The Riverside was a great place to be in the 2005-06 season as Steve McClaren led the side to a remarkable campaign, particularly in the cups.
Yakubu, naturally, was a central figure in that success, with 19 goals scored in all competitions; a change of scenery did nothing to blunt his edge in front of goal.
As was the case at Portsmouth, Yakubu spent only two years at Boro, despite adding another 12 goals in the league in his second season.
One of the most memorable came in a 3-0 thrashing of Jose Mourinho’s Chelsea in what was the heaviest defeat of the Portuguese’s first reign.
Yakubu was simply unplayable that day: first he pounced on a loose ball to set up the opener for Fábio Rochemback, then he closed the scoring himself with a truly brilliant effort.
The ball broke to him and suddenly he was face to face with John Terry – then at the peak of his powers. Unfazed, the Nigerian took him on, moved inside the box, and slotted a low drive past Petr Cech in the Chelsea goal.
David Moyes was suitably impressed to make him Everton’s then-record signing for £11.25million in 2007.
Yakubu was keen to play regularly in Europe, and Everton were on the market for a prolific marksman to propel them to regular continental football. It was a union that suited both parties.
Yakubu, ever the maverick, chose to wear the number 22 jersey, as an indication of his goal target.
He netted 15 league goals in a season disrupted by his appearance for Nigeria at the 2008 Africa Cup of Nations, and finished the campaign on 21 goals in all competitions – just one shy of his target.
In recording his highest career tally, Yakubu also became the first Everton player since Peter Beardsley in 1992 to break the 20-goal barrier.

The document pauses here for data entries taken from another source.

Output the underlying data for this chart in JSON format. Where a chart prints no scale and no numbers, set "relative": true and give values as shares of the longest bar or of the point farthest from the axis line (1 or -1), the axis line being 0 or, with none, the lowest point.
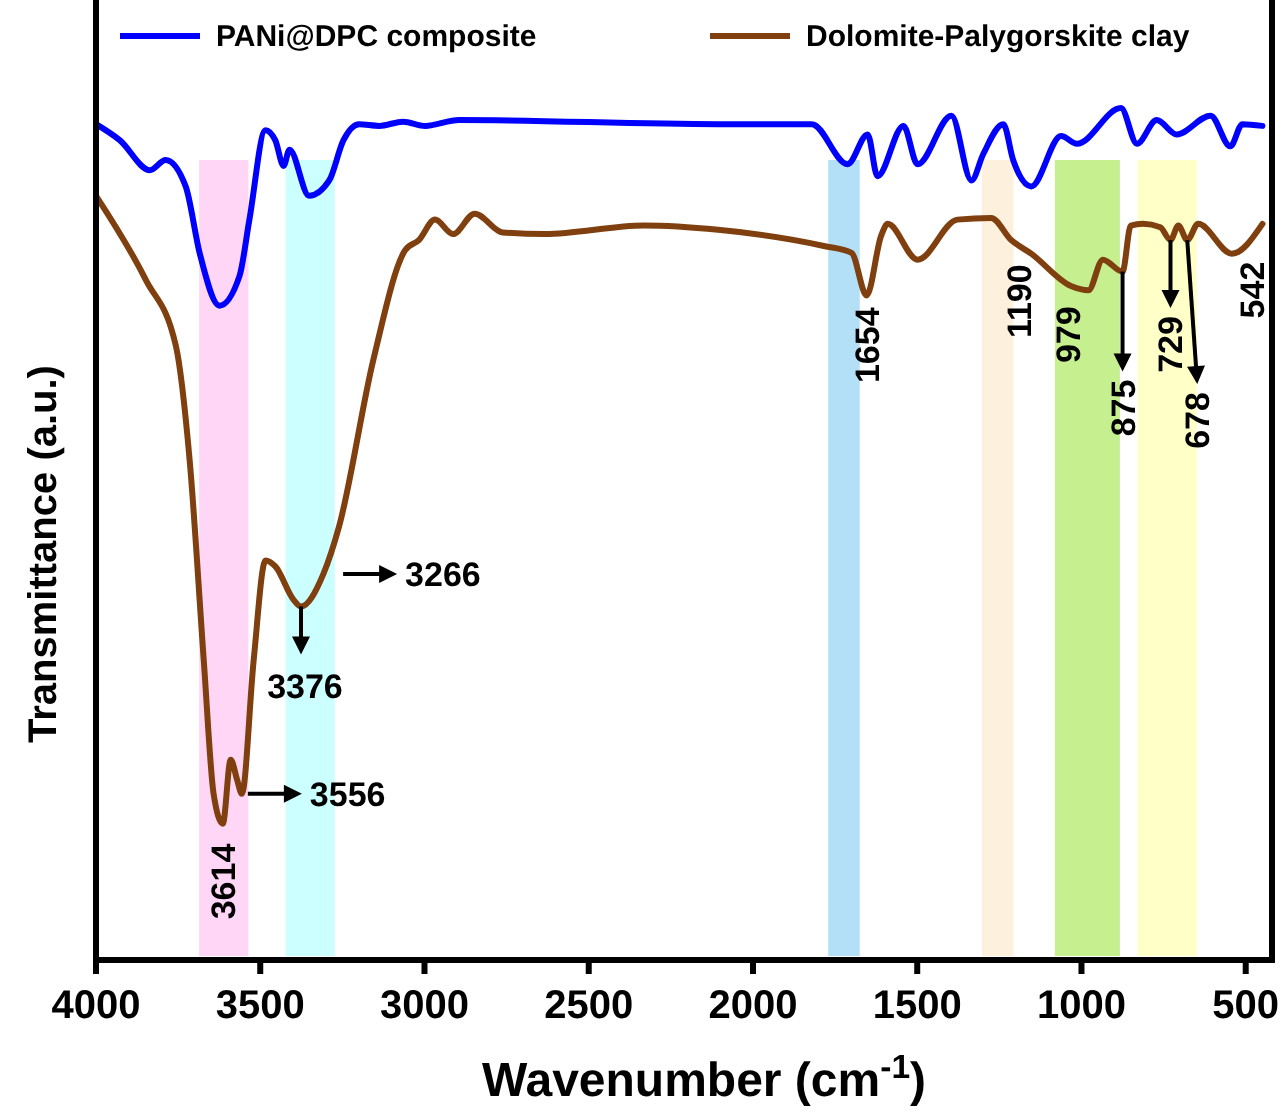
{
  "chart_data": {
    "type": "line",
    "xlabel": "Wavenumber (cm$^{-1}$)",
    "ylabel": "Transmittance (a.u.)",
    "relative": true,
    "xlim": [
      4000,
      420
    ],
    "xticks": [
      4000,
      3500,
      3000,
      2500,
      2000,
      1500,
      1000,
      500
    ],
    "legend": "top",
    "grid": false,
    "series": [
      {
        "name": "PANi@DPC composite",
        "color": "#0000ff",
        "x": [
          4000,
          3927,
          3836,
          3788,
          3727,
          3684,
          3624,
          3563,
          3533,
          3484,
          3454,
          3429,
          3411,
          3351,
          3290,
          3247,
          3199,
          3138,
          3065,
          2998,
          2895,
          2106,
          1821,
          1712,
          1651,
          1621,
          1542,
          1499,
          1396,
          1335,
          1299,
          1238,
          1208,
          1153,
          1062,
          1014,
          880,
          831,
          771,
          710,
          607,
          547,
          510,
          449
        ],
        "values": [
          0.981,
          0.962,
          0.927,
          0.939,
          0.908,
          0.829,
          0.768,
          0.803,
          0.869,
          0.974,
          0.962,
          0.932,
          0.951,
          0.897,
          0.915,
          0.962,
          0.981,
          0.979,
          0.984,
          0.979,
          0.986,
          0.981,
          0.981,
          0.934,
          0.969,
          0.92,
          0.979,
          0.934,
          0.991,
          0.915,
          0.946,
          0.981,
          0.939,
          0.908,
          0.967,
          0.958,
          1,
          0.958,
          0.986,
          0.969,
          0.991,
          0.955,
          0.981,
          0.979
        ]
      },
      {
        "name": "Dolomite-Palygorskite clay",
        "color": "#7f3f0f",
        "x": [
          4000,
          3848,
          3757,
          3715,
          3672,
          3642,
          3614,
          3590,
          3570,
          3556,
          3520,
          3484,
          3454,
          3399,
          3376,
          3308,
          3260,
          3156,
          3059,
          3017,
          2968,
          2913,
          2847,
          2762,
          2634,
          2331,
          2106,
          1784,
          1700,
          1654,
          1610,
          1590,
          1499,
          1378,
          1275,
          1214,
          1153,
          1032,
          979,
          935,
          875,
          850,
          813,
          760,
          729,
          705,
          678,
          645,
          542,
          449
        ],
        "values": [
          0.897,
          0.798,
          0.721,
          0.587,
          0.352,
          0.195,
          0.16,
          0.235,
          0.211,
          0.195,
          0.352,
          0.469,
          0.462,
          0.423,
          0.415,
          0.453,
          0.509,
          0.704,
          0.833,
          0.845,
          0.869,
          0.852,
          0.876,
          0.854,
          0.852,
          0.862,
          0.857,
          0.838,
          0.83,
          0.78,
          0.85,
          0.864,
          0.822,
          0.869,
          0.871,
          0.845,
          0.829,
          0.791,
          0.786,
          0.822,
          0.808,
          0.862,
          0.864,
          0.86,
          0.845,
          0.862,
          0.845,
          0.864,
          0.829,
          0.864
        ]
      }
    ],
    "bands": [
      {
        "axis": "x",
        "from": 3686,
        "to": 3536,
        "color": "#ffd6f6"
      },
      {
        "axis": "x",
        "from": 3423,
        "to": 3273,
        "color": "#ccffff"
      },
      {
        "axis": "x",
        "from": 1771,
        "to": 1675,
        "color": "#b3e0f7"
      },
      {
        "axis": "x",
        "from": 1303,
        "to": 1207,
        "color": "#fdf0dc"
      },
      {
        "axis": "x",
        "from": 1081,
        "to": 883,
        "color": "#c6ef8f"
      },
      {
        "axis": "x",
        "from": 829,
        "to": 649,
        "color": "#ffffc8"
      }
    ],
    "annotations": [
      {
        "text": "3614",
        "x": 3614,
        "y": 0.16
      },
      {
        "text": "3556",
        "x": 3556,
        "y": 0.195
      },
      {
        "text": "3376",
        "x": 3376,
        "y": 0.415
      },
      {
        "text": "3266",
        "x": 3266,
        "y": 0.453
      },
      {
        "text": "1654",
        "x": 1654,
        "y": 0.78
      },
      {
        "text": "1190",
        "x": 1190,
        "y": 0.84
      },
      {
        "text": "979",
        "x": 979,
        "y": 0.786
      },
      {
        "text": "875",
        "x": 875,
        "y": 0.808
      },
      {
        "text": "729",
        "x": 729,
        "y": 0.845
      },
      {
        "text": "678",
        "x": 678,
        "y": 0.845
      },
      {
        "text": "542",
        "x": 542,
        "y": 0.829
      }
    ]
  }
}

Everton finished fifth, with their aim of qualifying for Europe achieved.
Unfortunately for Everton’s record signing, it was downhill from there as a ruptured Achilles tendon away at Tottenham in November of the following season ruled him out for 10 months.
Everton cashed in and Blackburn was his next signing post. His 17 goals, however, were unable to save the side from relegation as the club collapsed under the weight of the disastrous Venky’s ownership.

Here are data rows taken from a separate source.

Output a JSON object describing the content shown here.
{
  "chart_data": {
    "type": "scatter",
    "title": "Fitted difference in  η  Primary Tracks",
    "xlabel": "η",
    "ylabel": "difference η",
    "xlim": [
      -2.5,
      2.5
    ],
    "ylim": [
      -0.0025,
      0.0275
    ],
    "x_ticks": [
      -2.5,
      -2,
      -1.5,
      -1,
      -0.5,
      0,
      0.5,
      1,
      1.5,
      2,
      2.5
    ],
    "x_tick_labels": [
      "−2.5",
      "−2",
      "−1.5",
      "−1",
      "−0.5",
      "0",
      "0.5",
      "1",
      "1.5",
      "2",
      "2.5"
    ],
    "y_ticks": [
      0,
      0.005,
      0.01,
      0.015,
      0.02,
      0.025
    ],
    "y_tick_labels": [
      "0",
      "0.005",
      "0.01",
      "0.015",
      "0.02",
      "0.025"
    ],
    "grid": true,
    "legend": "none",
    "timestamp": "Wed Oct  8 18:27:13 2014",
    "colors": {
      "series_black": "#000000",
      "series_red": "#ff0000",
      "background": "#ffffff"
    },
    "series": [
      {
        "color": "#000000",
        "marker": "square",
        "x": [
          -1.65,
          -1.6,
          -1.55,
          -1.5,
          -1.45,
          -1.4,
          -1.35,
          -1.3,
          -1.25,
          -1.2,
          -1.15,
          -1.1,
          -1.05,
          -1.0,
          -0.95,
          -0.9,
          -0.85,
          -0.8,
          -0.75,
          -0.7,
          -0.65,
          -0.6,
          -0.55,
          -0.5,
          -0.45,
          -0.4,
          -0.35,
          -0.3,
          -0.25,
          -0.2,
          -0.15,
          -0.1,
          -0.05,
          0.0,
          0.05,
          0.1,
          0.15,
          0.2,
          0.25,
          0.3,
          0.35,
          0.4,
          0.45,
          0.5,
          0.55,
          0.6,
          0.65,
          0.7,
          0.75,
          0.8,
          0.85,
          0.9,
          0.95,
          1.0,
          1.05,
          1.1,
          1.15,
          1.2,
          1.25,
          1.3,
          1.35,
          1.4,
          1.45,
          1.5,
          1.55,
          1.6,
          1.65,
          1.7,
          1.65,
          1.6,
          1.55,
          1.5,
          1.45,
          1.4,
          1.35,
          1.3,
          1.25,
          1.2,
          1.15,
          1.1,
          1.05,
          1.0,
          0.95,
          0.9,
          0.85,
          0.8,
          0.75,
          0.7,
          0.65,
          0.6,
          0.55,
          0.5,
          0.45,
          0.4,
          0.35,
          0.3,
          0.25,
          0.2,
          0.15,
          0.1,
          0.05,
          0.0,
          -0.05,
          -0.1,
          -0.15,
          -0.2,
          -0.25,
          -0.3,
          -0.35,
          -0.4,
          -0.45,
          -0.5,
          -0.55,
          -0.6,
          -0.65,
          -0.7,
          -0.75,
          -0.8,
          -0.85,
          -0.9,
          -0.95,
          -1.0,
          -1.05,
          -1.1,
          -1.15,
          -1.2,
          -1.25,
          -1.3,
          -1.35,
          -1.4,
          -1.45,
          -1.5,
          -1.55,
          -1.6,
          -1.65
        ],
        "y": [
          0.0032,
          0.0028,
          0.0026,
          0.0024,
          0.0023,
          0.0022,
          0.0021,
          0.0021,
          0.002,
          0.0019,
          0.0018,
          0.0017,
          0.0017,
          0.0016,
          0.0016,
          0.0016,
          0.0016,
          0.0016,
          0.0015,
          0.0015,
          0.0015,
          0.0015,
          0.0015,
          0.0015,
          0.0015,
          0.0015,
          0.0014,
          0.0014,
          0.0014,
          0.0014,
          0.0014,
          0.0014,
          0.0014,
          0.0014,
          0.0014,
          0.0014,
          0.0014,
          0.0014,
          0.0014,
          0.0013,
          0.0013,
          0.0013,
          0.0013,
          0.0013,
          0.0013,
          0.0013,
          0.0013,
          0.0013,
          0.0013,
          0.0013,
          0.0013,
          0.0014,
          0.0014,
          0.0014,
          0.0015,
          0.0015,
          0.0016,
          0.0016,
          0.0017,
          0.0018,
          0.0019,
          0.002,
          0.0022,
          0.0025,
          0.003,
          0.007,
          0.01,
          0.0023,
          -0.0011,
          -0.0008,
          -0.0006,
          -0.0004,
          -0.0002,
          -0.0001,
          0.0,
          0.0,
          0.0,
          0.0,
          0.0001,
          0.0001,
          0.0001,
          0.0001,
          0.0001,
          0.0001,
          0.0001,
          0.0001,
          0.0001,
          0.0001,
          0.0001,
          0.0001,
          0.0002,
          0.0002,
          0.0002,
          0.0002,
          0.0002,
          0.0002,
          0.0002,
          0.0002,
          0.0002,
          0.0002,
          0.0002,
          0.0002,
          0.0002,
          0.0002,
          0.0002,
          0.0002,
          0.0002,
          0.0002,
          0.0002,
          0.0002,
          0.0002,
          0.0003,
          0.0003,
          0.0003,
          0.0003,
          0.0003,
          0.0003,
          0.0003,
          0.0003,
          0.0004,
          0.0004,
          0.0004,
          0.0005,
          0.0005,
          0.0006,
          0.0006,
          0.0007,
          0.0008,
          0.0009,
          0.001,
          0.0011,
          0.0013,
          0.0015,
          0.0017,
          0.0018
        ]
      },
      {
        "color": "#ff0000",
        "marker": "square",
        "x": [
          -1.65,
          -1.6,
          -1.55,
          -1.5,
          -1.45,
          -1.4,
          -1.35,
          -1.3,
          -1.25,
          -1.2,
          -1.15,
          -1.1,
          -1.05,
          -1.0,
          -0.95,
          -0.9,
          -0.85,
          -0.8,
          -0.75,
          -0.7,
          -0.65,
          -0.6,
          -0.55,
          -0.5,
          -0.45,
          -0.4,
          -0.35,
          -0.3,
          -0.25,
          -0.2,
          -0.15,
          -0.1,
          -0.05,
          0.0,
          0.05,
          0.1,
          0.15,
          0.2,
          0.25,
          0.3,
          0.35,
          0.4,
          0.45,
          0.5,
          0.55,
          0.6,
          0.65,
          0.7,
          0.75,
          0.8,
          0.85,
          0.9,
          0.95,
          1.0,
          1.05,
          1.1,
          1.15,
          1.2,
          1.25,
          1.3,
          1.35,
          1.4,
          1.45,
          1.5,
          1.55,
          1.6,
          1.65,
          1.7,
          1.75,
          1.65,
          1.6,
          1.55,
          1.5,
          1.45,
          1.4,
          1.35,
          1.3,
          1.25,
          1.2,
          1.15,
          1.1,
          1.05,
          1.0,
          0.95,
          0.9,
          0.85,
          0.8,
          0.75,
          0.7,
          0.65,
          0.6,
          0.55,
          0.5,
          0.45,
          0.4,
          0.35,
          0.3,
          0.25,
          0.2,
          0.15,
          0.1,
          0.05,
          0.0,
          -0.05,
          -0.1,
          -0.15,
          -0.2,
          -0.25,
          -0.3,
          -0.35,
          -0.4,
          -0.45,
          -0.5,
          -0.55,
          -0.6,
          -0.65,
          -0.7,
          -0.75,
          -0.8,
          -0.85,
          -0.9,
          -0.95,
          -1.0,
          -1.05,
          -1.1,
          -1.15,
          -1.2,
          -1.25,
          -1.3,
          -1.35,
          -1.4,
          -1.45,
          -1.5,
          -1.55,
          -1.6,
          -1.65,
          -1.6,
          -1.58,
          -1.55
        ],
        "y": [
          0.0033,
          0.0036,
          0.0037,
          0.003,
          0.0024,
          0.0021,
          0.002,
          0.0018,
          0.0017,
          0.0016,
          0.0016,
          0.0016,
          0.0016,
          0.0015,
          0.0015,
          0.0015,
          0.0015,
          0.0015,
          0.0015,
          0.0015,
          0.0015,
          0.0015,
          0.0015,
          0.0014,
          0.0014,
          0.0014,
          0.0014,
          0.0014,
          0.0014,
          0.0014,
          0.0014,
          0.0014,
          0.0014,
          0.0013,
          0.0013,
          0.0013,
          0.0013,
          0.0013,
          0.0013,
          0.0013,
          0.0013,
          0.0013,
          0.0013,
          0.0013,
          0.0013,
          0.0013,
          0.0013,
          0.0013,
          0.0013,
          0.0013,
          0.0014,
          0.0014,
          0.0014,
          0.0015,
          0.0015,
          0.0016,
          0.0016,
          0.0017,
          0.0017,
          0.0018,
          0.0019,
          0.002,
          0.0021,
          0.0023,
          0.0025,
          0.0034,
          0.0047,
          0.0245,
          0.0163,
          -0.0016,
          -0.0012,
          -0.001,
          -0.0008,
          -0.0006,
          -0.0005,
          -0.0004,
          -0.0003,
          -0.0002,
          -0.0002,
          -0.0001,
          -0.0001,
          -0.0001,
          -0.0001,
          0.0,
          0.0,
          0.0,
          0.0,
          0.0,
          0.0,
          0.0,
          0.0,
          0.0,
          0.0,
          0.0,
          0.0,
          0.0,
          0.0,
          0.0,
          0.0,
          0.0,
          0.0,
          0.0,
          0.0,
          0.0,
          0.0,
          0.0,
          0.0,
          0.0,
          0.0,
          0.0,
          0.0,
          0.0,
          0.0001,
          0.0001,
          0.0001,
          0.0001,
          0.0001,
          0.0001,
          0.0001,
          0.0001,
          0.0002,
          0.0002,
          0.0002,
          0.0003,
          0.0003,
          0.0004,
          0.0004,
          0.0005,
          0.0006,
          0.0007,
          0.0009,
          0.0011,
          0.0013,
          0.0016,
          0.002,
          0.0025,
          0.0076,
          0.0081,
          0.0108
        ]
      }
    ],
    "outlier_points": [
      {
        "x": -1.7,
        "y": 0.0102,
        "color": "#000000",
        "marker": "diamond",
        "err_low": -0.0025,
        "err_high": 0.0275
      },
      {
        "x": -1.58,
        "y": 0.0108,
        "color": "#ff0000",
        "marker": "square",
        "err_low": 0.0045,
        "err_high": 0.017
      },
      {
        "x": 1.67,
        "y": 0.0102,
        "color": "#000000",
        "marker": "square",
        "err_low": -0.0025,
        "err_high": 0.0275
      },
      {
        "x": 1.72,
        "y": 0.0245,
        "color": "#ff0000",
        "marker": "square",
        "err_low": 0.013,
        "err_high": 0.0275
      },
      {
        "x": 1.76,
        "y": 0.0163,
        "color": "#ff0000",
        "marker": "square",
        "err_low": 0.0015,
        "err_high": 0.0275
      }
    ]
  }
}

That spelled the end of Yakubu’s time in the Premier League, which he finished with 95 goals in 252 appearances.
That makes him the third-highest scoring African in the competition behind only Didier Drogba (104) and Emmanuel Adebayor (97), a truly remarkable achievement when you consider he played for significantly inferior clubs compared to those two.
Despite all of his goals and his success in the Premier League, Yakubu has never been particularly well liked in his home country of Nigeria.
A return of 21 goals in 57 caps is nothing to be sniffed at – in fact, he is the third highest scorer in Super Eagles history – but Yakubu’s time with the national team was fraught with tensions with managers and the media.
Things came to a head at the 2004 Africa Cup of Nations in Tunisia when he flouted team rules about late nights and was sent home by coach Christian Chukwu along with two others. Two years later, he decided against playing for Nigeria in the same competition.
He will also always be remembered for his open goal miss against South Korea at the 2010 World Cup, but it’s really not fair that both in England and Nigeria he’s remembered more for his mistakes than his wonderful goalscoring.
Forget what he couldn’t do or didn’t do, never lose sight of what the Yak did do.